Siamo nel cuore dell’estate, ferragosto è arrivato, annunciato però da un vento piuttosto fresco. E’ il momento clou per le vacanze, da sempre. Strade, aeroporti e scali marittimi sono sold-out, pieni zeppi di voglia di partire verso la meta prescelta per il “riposo” e, perché no, quelle del puro e sfrenato divertimento. Più che legittimo, dopo un anno di lavoro e sacrifici.
Il Mediterraneo ci culla, la nostra straordinaria Italia è distesa placidamente nelle sue acque. In fondo, a noi basta poco per trovare una bella spiaggia su cui distendersi per crogiolarsi al sole. O, in alternativa, Alpi e Appennini sono lì, quasi a portata di mano, per accogliere chi cerca refrigerio e tranquillità.
Già, il Mar Mediterraneo, o Mare Nostrum, come i Romani lo avevano battezzato. Lo stesso che bagna le coste dell’Africa settentrionale.
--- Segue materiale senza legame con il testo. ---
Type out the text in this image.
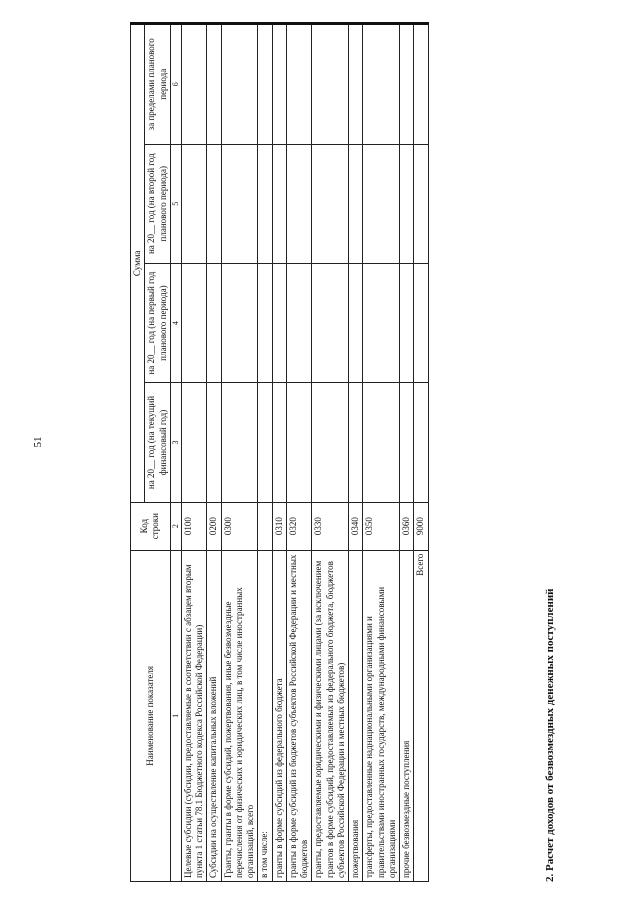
51
2. Расчет доходов от безвозмездных денежных поступлений
Наименование показателя	Код строки	Сумма			
		на 20__ год (на текущий финансовый год)	на 20__ год (на первый год планового периода)	на 20__ год (на второй год планового периода)	за пределами планового периода
1	2	3	4	5	6
Целевые субсидии (субсидии, предоставляемые в соответствии с абзацем вторым пункта 1 статьи 78.1 Бюджетного кодекса Российской Федерации)	0100				
Субсидии на осуществление капитальных вложений	0200				
Гранты, гранты в форме субсидий, пожертвования, иные безвозмездные перечисления от физических и юридических лиц, в том числе иностранных организаций, всего	0300				
в том числе:					
гранты в форме субсидий из федерального бюджета	0310				
гранты в форме субсидий из бюджетов субъектов Российской Федерации и местных бюджетов	0320				
гранты, предоставляемые юридическими и физическими лицами (за исключением грантов в форме субсидий, предоставляемых из федерального бюджета, бюджетов субъектов Российской Федерации и местных бюджетов)	0330				
пожертвования	0340				
трансферты, предоставленные наднациональными организациями и правительствами иностранных государств, международными финансовыми организациями	0350				
прочие безвозмездные поступления	0360				
Всего	9000				
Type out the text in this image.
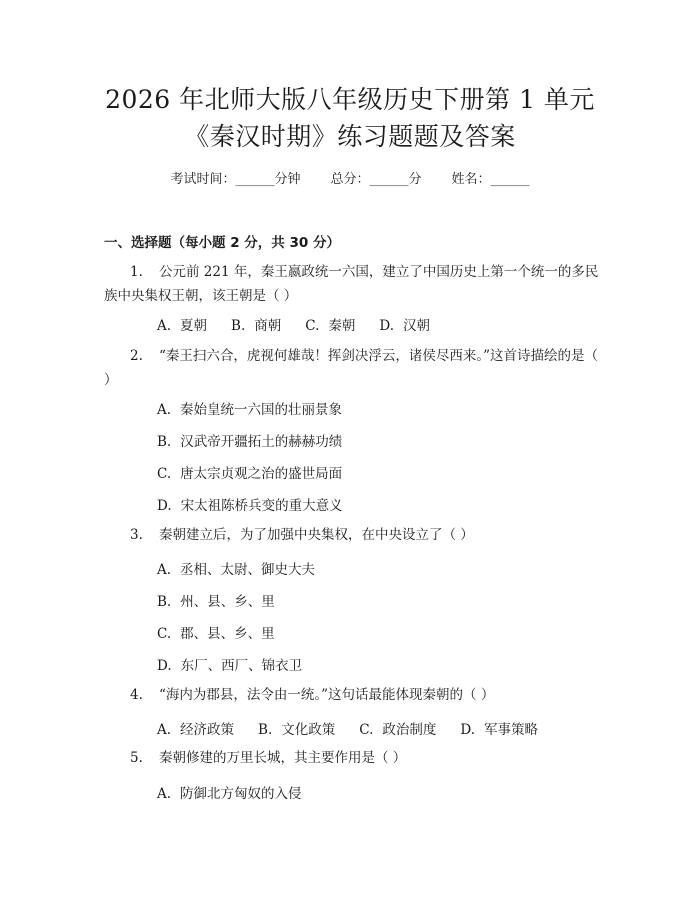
2026 年北师大版八年级历史下册第 1 单元
《秦汉时期》练习题题及答案
考试时间：______分钟 总分：______分 姓名：______
一、选择题（每小题 2 分，共 30 分）
1. 公元前 221 年，秦王嬴政统一六国，建立了中国历史上第一个统一的多民族中央集权王朝，该王朝是（ ）
A. 夏朝 B. 商朝 C. 秦朝 D. 汉朝
2. “秦王扫六合，虎视何雄哉！挥剑决浮云，诸侯尽西来。”这首诗描绘的是（ ）
A. 秦始皇统一六国的壮丽景象
B. 汉武帝开疆拓土的赫赫功绩
C. 唐太宗贞观之治的盛世局面
D. 宋太祖陈桥兵变的重大意义
3. 秦朝建立后，为了加强中央集权，在中央设立了（ ）
A. 丞相、太尉、御史大夫
B. 州、县、乡、里
C. 郡、县、乡、里
D. 东厂、西厂、锦衣卫
4. “海内为郡县，法令由一统。”这句话最能体现秦朝的（ ）
A. 经济政策 B. 文化政策 C. 政治制度 D. 军事策略
5. 秦朝修建的万里长城，其主要作用是（ ）
A. 防御北方匈奴的入侵
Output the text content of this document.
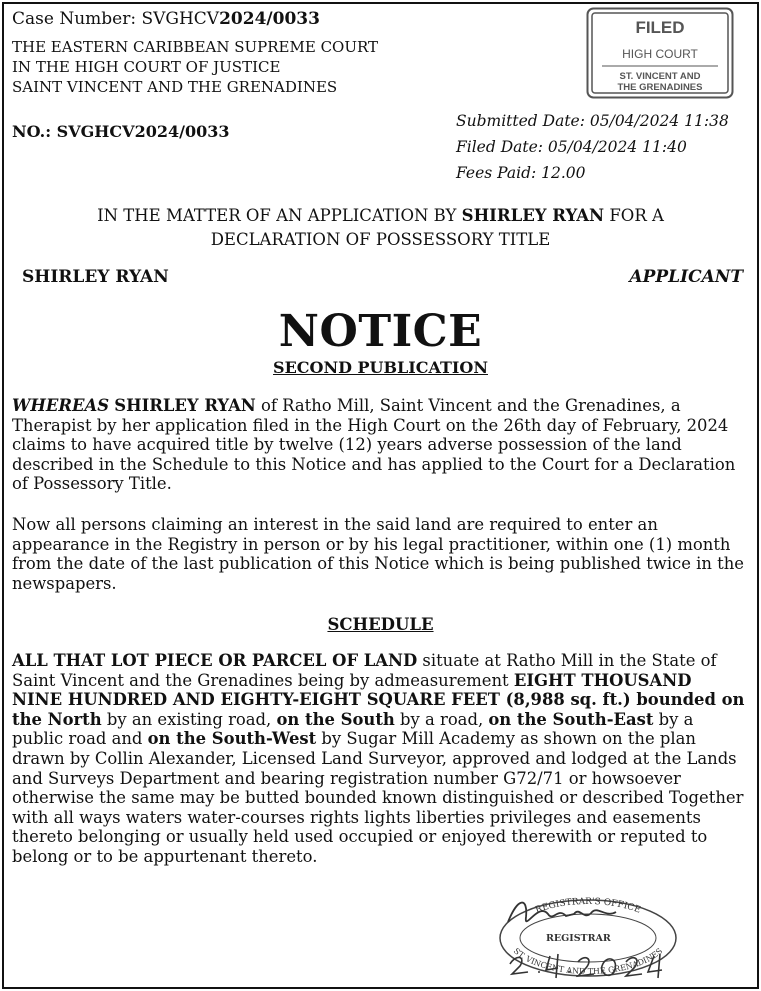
Case Number: SVGHCV2024/0033
THE EASTERN CARIBBEAN SUPREME COURT
IN THE HIGH COURT OF JUSTICE
SAINT VINCENT AND THE GRENADINES
NO.: SVGHCV2024/0033
FILED
HIGH COURT
ST. VINCENT AND
THE GRENADINES
Submitted Date: 05/04/2024 11:38
Filed Date: 05/04/2024 11:40
Fees Paid: 12.00
IN THE MATTER OF AN APPLICATION BY SHIRLEY RYAN FOR A DECLARATION OF POSSESSORY TITLE
SHIRLEY RYAN	APPLICANT
NOTICE
SECOND PUBLICATION
WHEREAS SHIRLEY RYAN of Ratho Mill, Saint Vincent and the Grenadines, a Therapist by her application filed in the High Court on the 26th day of February, 2024 claims to have acquired title by twelve (12) years adverse possession of the land described in the Schedule to this Notice and has applied to the Court for a Declaration of Possessory Title.
Now all persons claiming an interest in the said land are required to enter an appearance in the Registry in person or by his legal practitioner, within one (1) month from the date of the last publication of this Notice which is being published twice in the newspapers.
SCHEDULE
ALL THAT LOT PIECE OR PARCEL OF LAND situate at Ratho Mill in the State of Saint Vincent and the Grenadines being by admeasurement EIGHT THOUSAND NINE HUNDRED AND EIGHTY-EIGHT SQUARE FEET (8,988 sq. ft.) bounded on the North by an existing road, on the South by a road, on the South-East by a public road and on the South-West by Sugar Mill Academy as shown on the plan drawn by Collin Alexander, Licensed Land Surveyor, approved and lodged at the Lands and Surveys Department and bearing registration number G72/71 or howsoever otherwise the same may be butted bounded known distinguished or described Together with all ways waters water-courses rights lights liberties privileges and easements thereto belonging or usually held used occupied or enjoyed therewith or reputed to belong or to be appurtenant thereto.
REGISTRAR'S OFFICE
REGISTRAR
ST. VINCENT AND THE GRENADINES
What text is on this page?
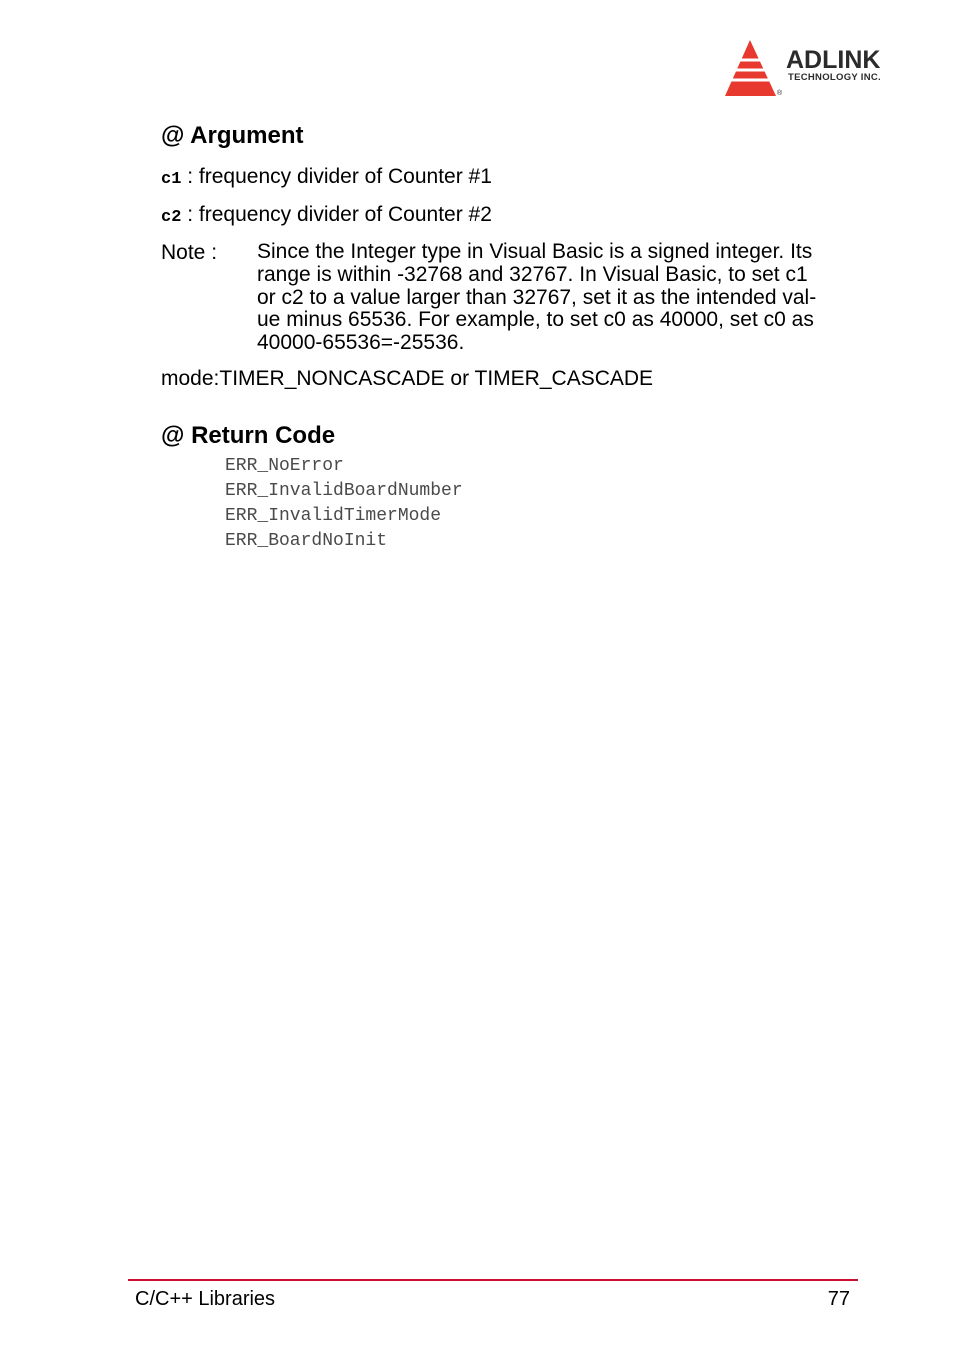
ADLINK
TECHNOLOGY INC.
®
@ Argument

c1 : frequency divider of Counter #1

c2 : frequency divider of Counter #2

Note : Since the Integer type in Visual Basic is a signed integer. Its
range is within -32768 and 32767. In Visual Basic, to set c1
or c2 to a value larger than 32767, set it as the intended val-
ue minus 65536. For example, to set c0 as 40000, set c0 as
40000-65536=-25536.

mode:TIMER_NONCASCADE or TIMER_CASCADE

@ Return Code
ERR_NoError
ERR_InvalidBoardNumber
ERR_InvalidTimerMode
ERR_BoardNoInit
C/C++ Libraries	77
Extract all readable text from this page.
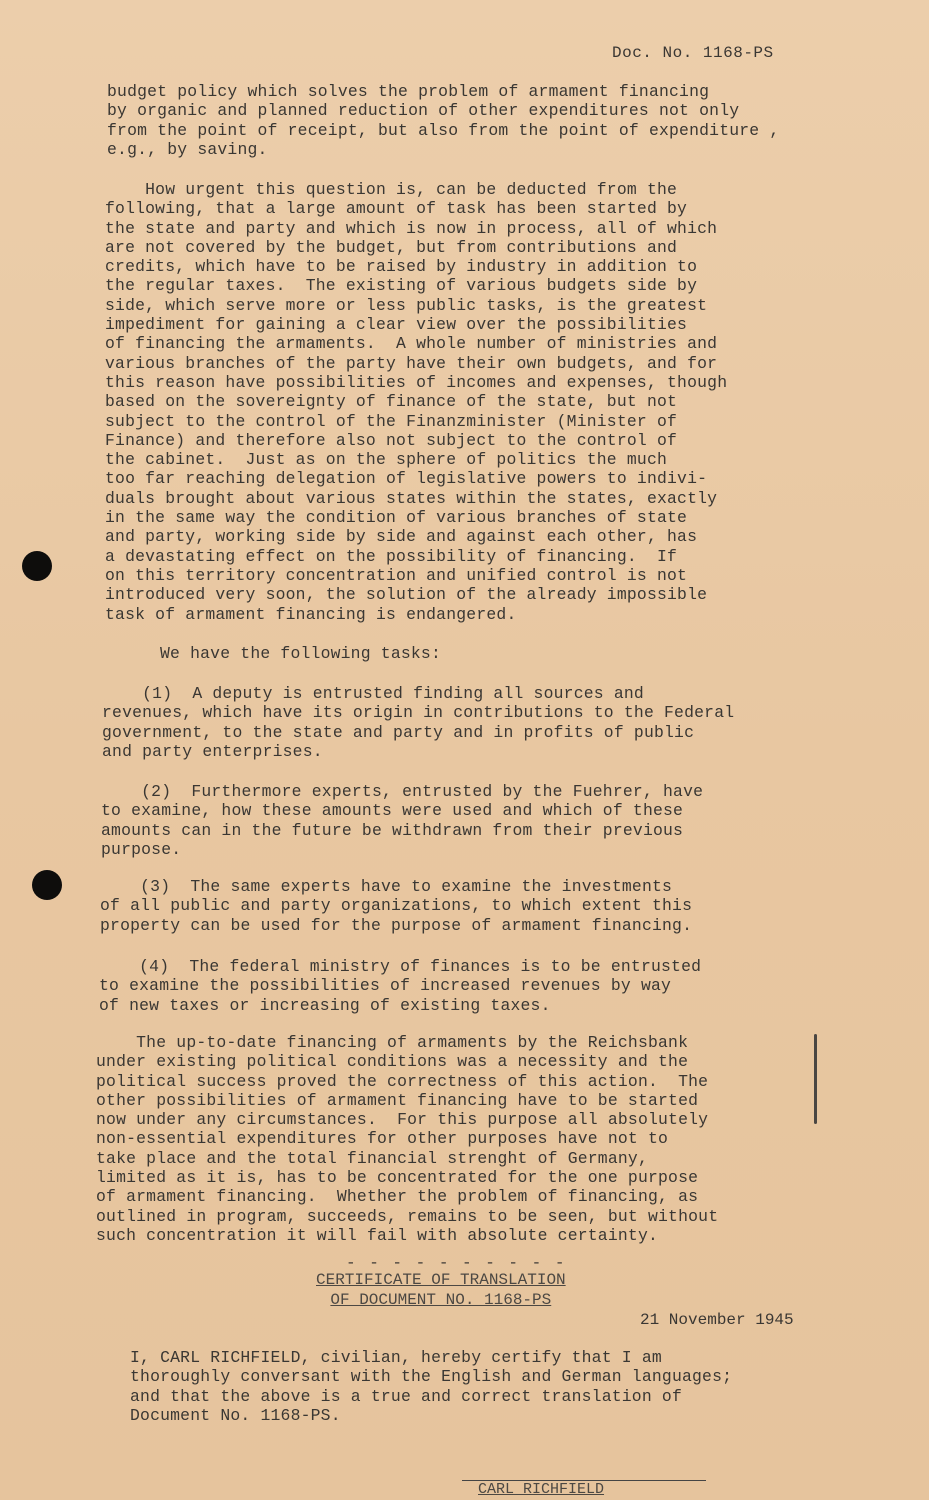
Doc. No. 1168-PS

budget policy which solves the problem of armament financing
by organic and planned reduction of other expenditures not only
from the point of receipt, but also from the point of expenditure ,
e.g., by saving.

How urgent this question is, can be deducted from the
following, that a large amount of task has been started by
the state and party and which is now in process, all of which
are not covered by the budget, but from contributions and
credits, which have to be raised by industry in addition to
the regular taxes.  The existing of various budgets side by
side, which serve more or less public tasks, is the greatest
impediment for gaining a clear view over the possibilities
of financing the armaments.  A whole number of ministries and
various branches of the party have their own budgets, and for
this reason have possibilities of incomes and expenses, though
based on the sovereignty of finance of the state, but not
subject to the control of the Finanzminister (Minister of
Finance) and therefore also not subject to the control of
the cabinet.  Just as on the sphere of politics the much
too far reaching delegation of legislative powers to indivi-
duals brought about various states within the states, exactly
in the same way the condition of various branches of state
and party, working side by side and against each other, has
a devastating effect on the possibility of financing.  If
on this territory concentration and unified control is not
introduced very soon, the solution of the already impossible
task of armament financing is endangered.

We have the following tasks:

(1)  A deputy is entrusted finding all sources and
revenues, which have its origin in contributions to the Federal
government, to the state and party and in profits of public
and party enterprises.

(2)  Furthermore experts, entrusted by the Fuehrer, have
to examine, how these amounts were used and which of these
amounts can in the future be withdrawn from their previous
purpose.

(3)  The same experts have to examine the investments
of all public and party organizations, to which extent this
property can be used for the purpose of armament financing.

(4)  The federal ministry of finances is to be entrusted
to examine the possibilities of increased revenues by way
of new taxes or increasing of existing taxes.

The up-to-date financing of armaments by the Reichsbank
under existing political conditions was a necessity and the
political success proved the correctness of this action.  The
other possibilities of armament financing have to be started
now under any circumstances.  For this purpose all absolutely
non-essential expenditures for other purposes have not to
take place and the total financial strenght of Germany,
limited as it is, has to be concentrated for the one purpose
of armament financing.  Whether the problem of financing, as
outlined in program, succeeds, remains to be seen, but without
such concentration it will fail with absolute certainty.

- - - - - - - - - -
CERTIFICATE OF TRANSLATION
OF DOCUMENT NO. 1168-PS
21 November 1945

I, CARL RICHFIELD, civilian, hereby certify that I am
thoroughly conversant with the English and German languages;
and that the above is a true and correct translation of
Document No. 1168-PS.

CARL RICHFIELD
E quindi della martoriata Libia, luogo di battaglie feroci tra miliziani dell’Isis e “regolari” del governo di unità nazionale, da dove partono oramai a ritmo incessante i barconi del trafficanti di profughi, con il loro carico di umanità disperata tra le quali è infiltrata, purtroppo, gente senza scrupoli, indottrinata alla guerra santa “2.0“. Lo stesso mare che bagna le coste del Medio Oriente, della Siria, dove è in atto una guerra fratricida che è divenuta un’autentica e spaventosa mattanza. La Siria, dove le parole umanità e pietà ormai sembra che siano state cancellate.
Ciò che accade sull’altra sponda del nostro mare non può non interessarci. Lo stesso mare che ci bagna i piedi nelle nostre passeggiate sul bagnasciuga, e nel quale i nostri figli giocano spensierati, a qualche migliaio di chilometri è intriso di sangue e di dolore. All’orizzonte dello stesso mare in cui nuotiamo o pagaiamo, si continua ad affogare in naufragi quotidiani, atroce “capolinea” di traversate disperate e – quasi – impossibili.
“Mediterraneo per morire”, lo scrisse Pino Mango nei versi di una sua bellissima canzone dedicata al nostro mare, Mediterraneo appunto. Quasi profeticamente, potremmo affermare oggi. Questo mare dovrebbe unirci, favorendo l’interscambio tra Continenti differenti e facilitando le relazioni non solo commerciali. Il Mediterraneo potrebbe essere l’interfaccia, naturale, tra due Culture differenti, e aprire così nuove strade al dialogo e alla cooperazione.
Questo mare invece è diventato idealmente il “nuovo muro”, seppur orizzontale e liquido, che sempre più “alto” (o gelidamente profondo…) separa l’Oriente dall’Occidente. Un ostacolo, che in tanti cercano disperatamente di superare per fuggire dall’orrore della guerra, dalla violenza, dalla miseria, dalla paura.
La macchina mediatica dell’industria turistica ci mostra spiagge affollate, coni gelato e pedalò, sorrisi e creme abbronzanti. Il sole d’agosto a scaldare i nostri sette giorni-sette di spensieratezza e serate di anguria e vino con ghiaccio. Ma tra i riflessi abbacinanti di questo mare è possibile scorgere riflessi rosso sangue. Questo mare è un po’ meno salato perché è stato contaminato da fiumi di lacrime disperate ed è diventato tomba per tanti, troppi innocenti. La guerra, con tutto ciò che comporta, è solo dall’altra parte di questo piccolo mare nostrum. A pensarci vengono i brividi. Ipocrisia? Può darsi, ma se non iniziamo anche per conformismo a rendercene conto, quando un giorno finalmente apriremo gli occhi, forse, sarà troppo tardi.